3. The mortgagee Lachmi Narain brought a suit for sale on his first mortgage of the 9th of July 1903, and brought the property to sale. It fetched Rs. 1,800. Only Rs. 1,176-8-0 was due on this first mortgage. There was, therefore, a surplus of Rs. 623-8-0 which in ordinary circumstances the mortgagor would have been entitled to have paid over to him. The mortgagee had throughout these proceedings made no mention of the two later mortgages in his favour. When, however, he saw that there was a surplus available he put in an application, asking that it might be paid over to him in satisfaction of, so far as it would go, his later mortgages. The mortgagor objected but despite his objections the claim was allowed--the order giving the money to the mortgagee purporting to be passed under Section 73 of the Code of Civil Procedure and being dated the 29th of September,' 1922. Two days later, the mortgagee withdrew the money.
4. The members of the joint family, re-presented by the plaintiffs here, feeling aggrieved by this order, and having not appealed against it, filed the present suit claiming a refund of the Rs. 623-8 0 and interest thereon Rs. 14-8-0. The plaintiffs alleged that the order under Section 73 of the Code of Civil Procedure was without jurisdiction, that the two later mortgage-debts were time-barred, and that no consideration passed. These three points were, of course, challenged, and further the defendant pleaded that 'the plaintiffs are not at all competent to sue.' The trial Court dismissed the suit holding the order purporting to be under Section 73 to be legal and that the later mortgages were not time-barred and that there was consideration. It did not frame any special issue as to whether the plaintiffs were competent to sue.
5. The plaintiffs appealed and the lower Appellate Court, without deciding any other point, held that the two later mortgages were time-barred, the endorsements on them being not satisfactorily proved, and it decreed the suit. The defendant mortgagee comes to this Court in appeal.
6. It was contended before us that the order of the first Court was a legal order within the provisions of Section 73 of the Code of Civil Procedure (but this was not pressed); that if it did not come within that section, it came at least within the spirit of it; that it was a proper order under Order XXXIV, Rule 13; that the finding of limitation was so unreasonable as to justify this Court in interfering with it; and, finally, that whether the order was valid or invalid, the plaintiffs were not competent to sue. The defendant mortgagee, appellant here, is in effect asking us to hold that the plaintiffs have no remedy either by appeal or separate suit, even if they had been wrongfully deprived of their money.

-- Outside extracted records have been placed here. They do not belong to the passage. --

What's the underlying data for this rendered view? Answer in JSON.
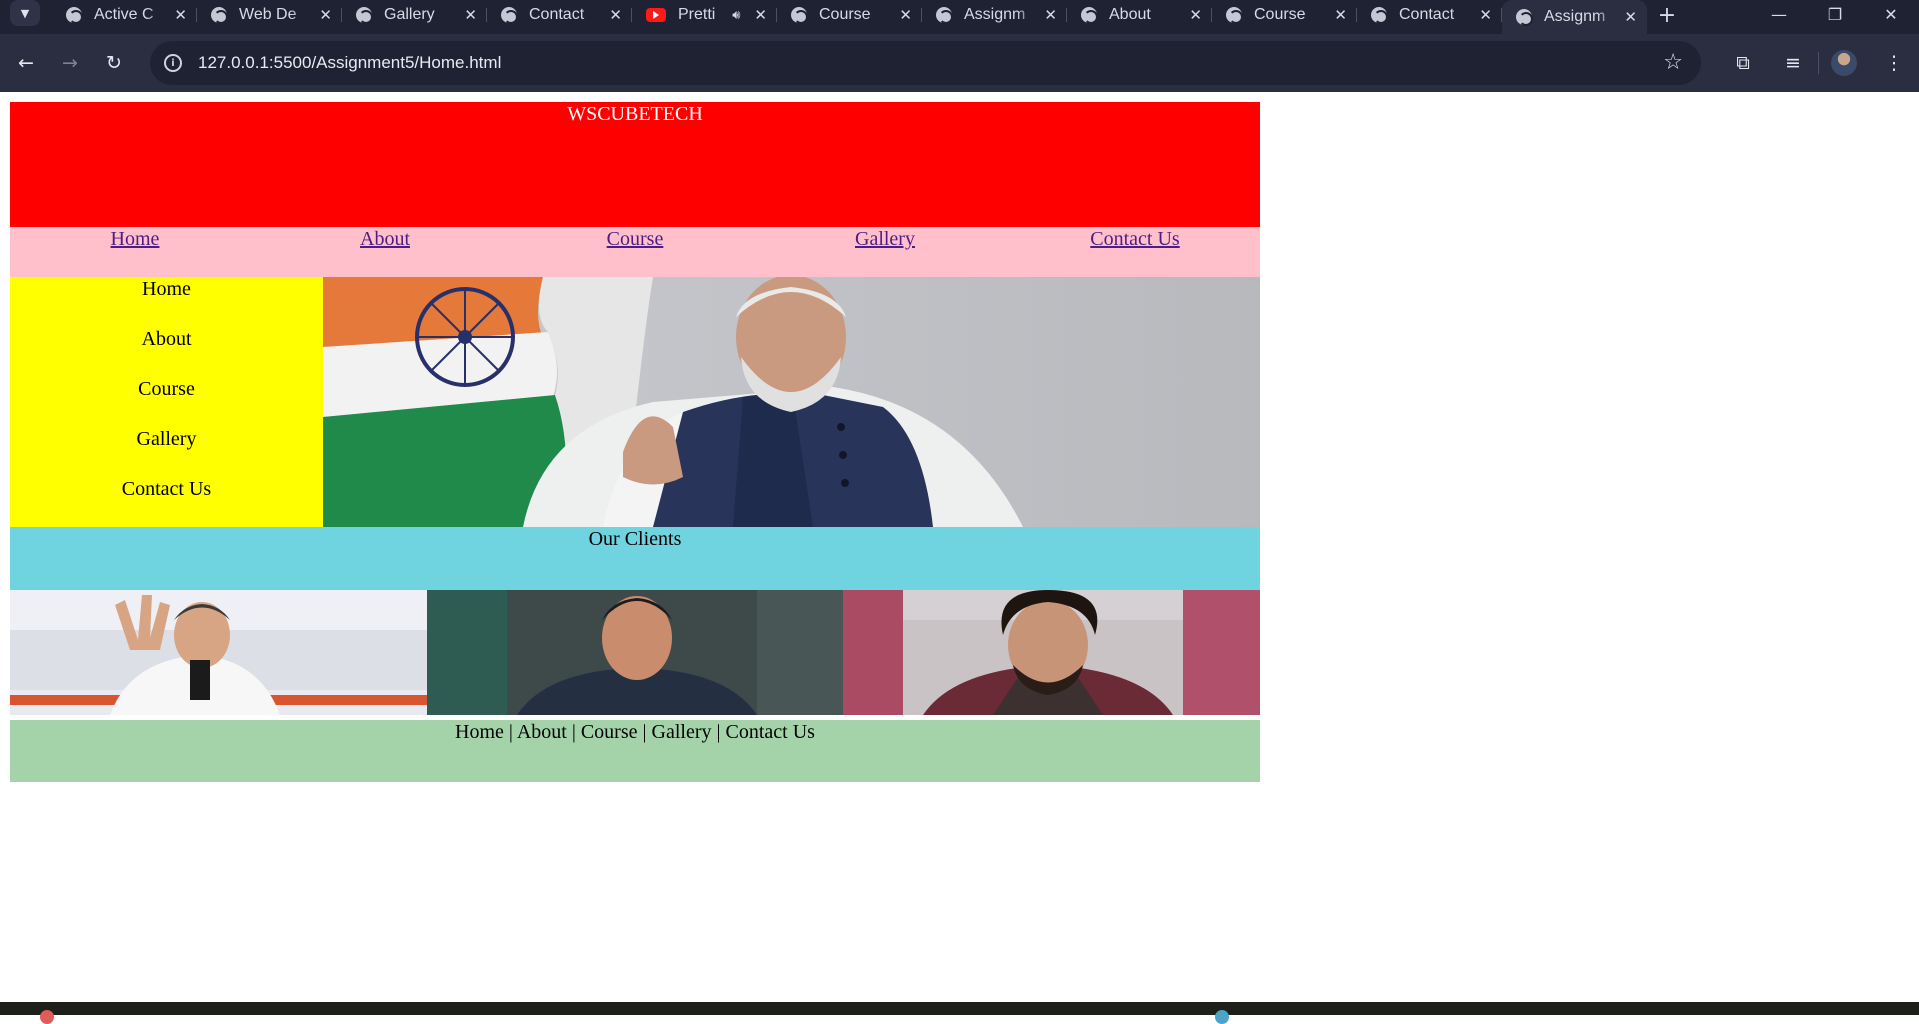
{
  "browser": {
    "tabs": [
      {
        "label": "Active C",
        "icon": "globe-icon"
      },
      {
        "label": "Web De",
        "icon": "globe-icon"
      },
      {
        "label": "Gallery",
        "icon": "globe-icon"
      },
      {
        "label": "Contact",
        "icon": "globe-icon"
      },
      {
        "label": "Pretti",
        "icon": "youtube-icon"
      },
      {
        "label": "Course",
        "icon": "globe-icon"
      },
      {
        "label": "Assignm",
        "icon": "globe-icon"
      },
      {
        "label": "About",
        "icon": "globe-icon"
      },
      {
        "label": "Course",
        "icon": "globe-icon"
      },
      {
        "label": "Contact",
        "icon": "globe-icon"
      },
      {
        "label": "Assignm",
        "icon": "globe-icon"
      }
    ],
    "url": "127.0.0.1:5500/Assignment5/Home.html"
  },
  "site": {
    "brand": "WSCUBETECH",
    "menu": [
      "Home",
      "About",
      "Course",
      "Gallery",
      "Contact Us"
    ],
    "sidebar": [
      "Home",
      "About",
      "Course",
      "Gallery",
      "Contact Us"
    ],
    "clients_heading": "Our Clients",
    "footer_links": [
      "Home",
      "About",
      "Course",
      "Gallery",
      "Contact Us"
    ],
    "footer_separator": "|"
  },
  "colors": {
    "header": "#ff0000",
    "menu": "#ffc0cb",
    "sidebar": "#ffff00",
    "clients_bar": "#70d3e0",
    "footer": "#a5d3a9"
  }
}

7. To consider first the applicability of Section 73, and Order XXXIV, Rule 13:
8. [A] In our opinion, the scheme of the Code itself indicates that it is not contemplated that surplus assets after an auction-sale should be paid out to a subsequent incumbrancer otherwise than with the consent of the mortgagor, that is to say, that the surplus cannot be paid over to the subsequent incumbrancer, if the mortgagor challenges the existence or the validity of the incumbrance or any portion thereof, at any rate where these matters have not been determined in the prior proceedings. [A]

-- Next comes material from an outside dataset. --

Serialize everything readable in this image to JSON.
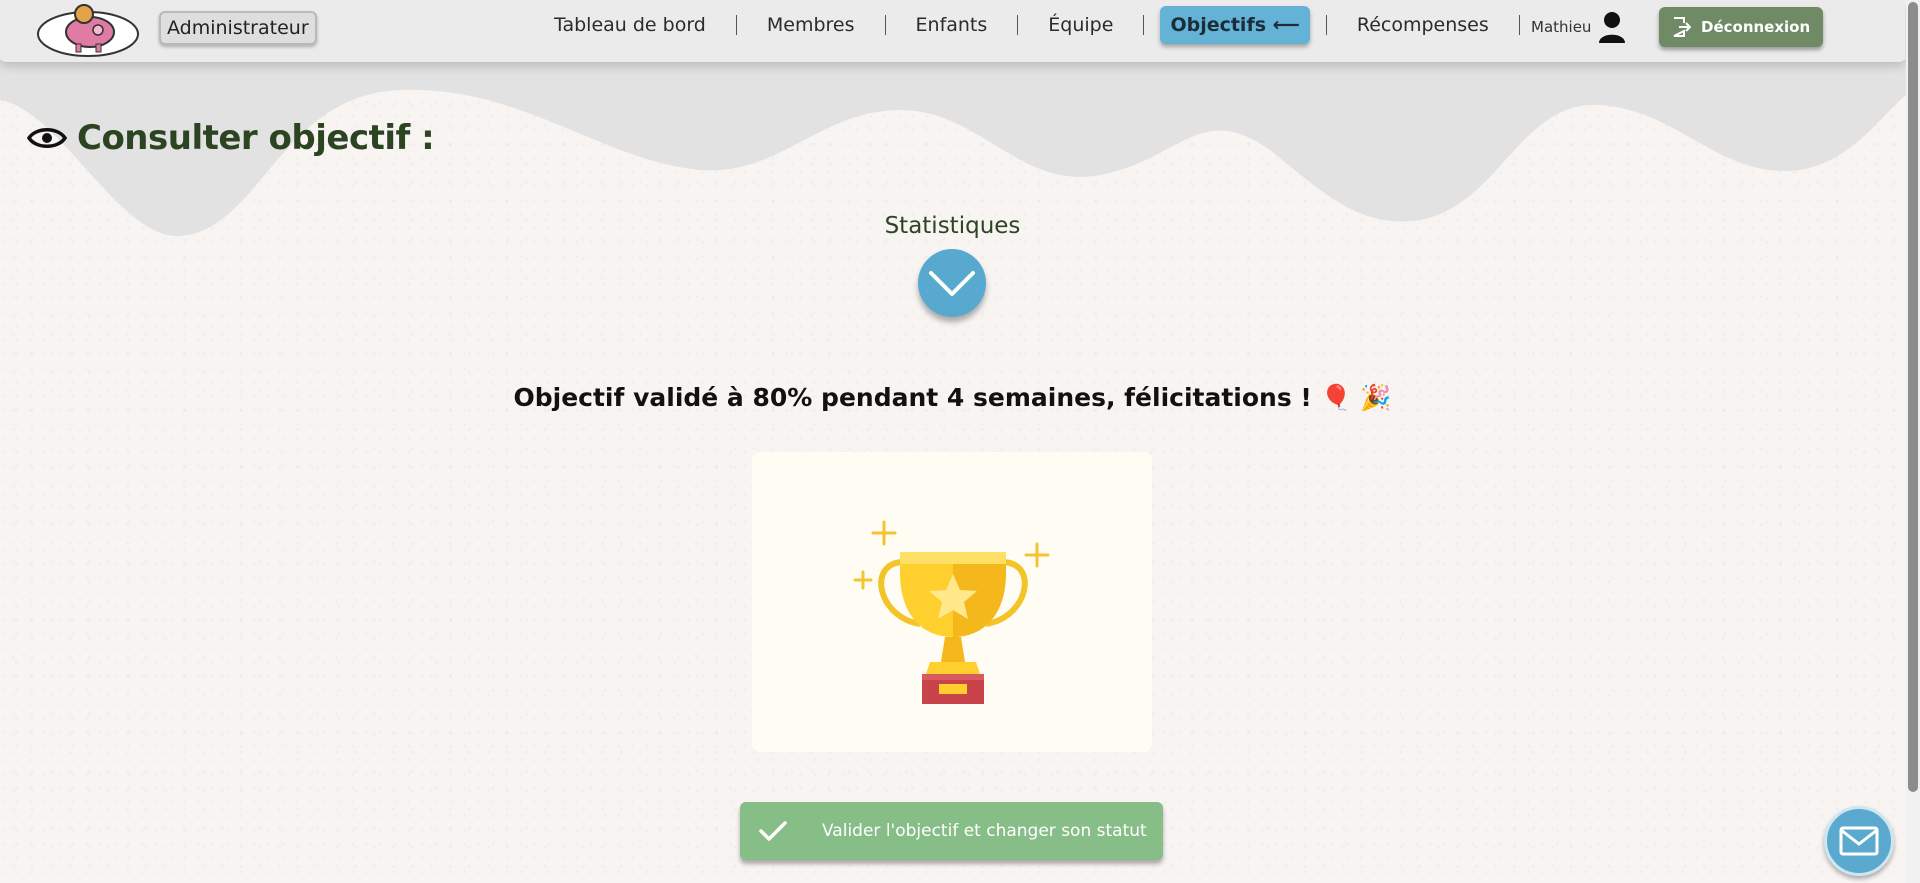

9. The framers of the Code would appear to have considered it futile to give a Court permission to pay over a surplus to a subsequent incumbrancer, where a mortgagor is a consenting party to such payment and does not challenge the existence or validity of subsequent incumbrance or any part thereof Clearly, any provision permitting the Court to do so would be superfluous. There are, however, two cases in which there might be claimants in regard to whom it was desirable to give some directions. First, with a view to stopping unnecessary litigation, provision was made in Section 73 for the case of other claimants against the assets of the judgment debtor who had already obtained decrees. A second case to be provided for was where there was a prior mortgagee, and that special case is provided for in Order XXXIV, Rules 12 and 13. This latter case is appropriately dealt with in the cider which specifically deals with suits relating to mortgages, for it can only arise in a mortgage suit. On the other hand, the provision for decree-holders coining in may arise in other kinds of suite, and, therefore, properly finds its place in the body of the Code.
10. Neither Section 73 nor Order XXXIV, Rule 13, are applicable to the present case, which is the simple one of whether or not a subsequent incumbrancer is to be paid out of the surplus assets arising from the auction-sale.

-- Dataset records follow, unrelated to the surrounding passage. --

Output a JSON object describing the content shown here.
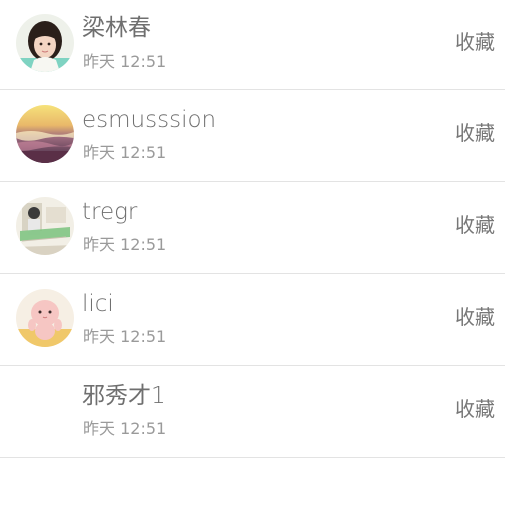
{
  "contacts": [
    {
      "name": "梁林春",
      "time": "昨天 12:51",
      "action_label": "收藏",
      "avatar_icon": "girl-portrait-avatar"
    },
    {
      "name": "esmusssion",
      "time": "昨天 12:51",
      "action_label": "收藏",
      "avatar_icon": "sunset-beach-avatar"
    },
    {
      "name": "tregr",
      "time": "昨天 12:51",
      "action_label": "收藏",
      "avatar_icon": "sketch-scene-avatar"
    },
    {
      "name": "lici",
      "time": "昨天 12:51",
      "action_label": "收藏",
      "avatar_icon": "baby-doll-avatar"
    },
    {
      "name": "邪秀才1",
      "time": "昨天 12:51",
      "action_label": "收藏",
      "avatar_icon": ""
    }
  ]
}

11. [B] In a case like the present, where there was a contest as to the disposal of the surplus--a contest which had not been determined in the suit or in the execution proceedings there is no provision for what might actually, though not in name become a prolonged civil suit; and the Court of first instance, and in this we agree with Mr. Justice P.C. Banerji's views in Bakhtawar Lal v. Baru Mal 4 A.L.J. 492; A.W.N. (1907) 201, should have referred the claimants to a civil suit. [B]
12. If a civil suit was the proper course to be followed in the first instance, it is clear that the aggrieved party, if an order has in fact been improperly passed against him will, having no right of appeal, hare his remedy in a civil suit.
13. Holding, as we do, that the plaintiff has a right to sue, the rest is concluded by the finding on the facts by the lower Appellate Court that the later mortgages were barred by limitation. The Court exercised a judicial discretion in weighing the evidence in regard to the endorsements of the payment of interest, and its finding is not open to attack in second appeal.
14. The appeal is dismissed with costs.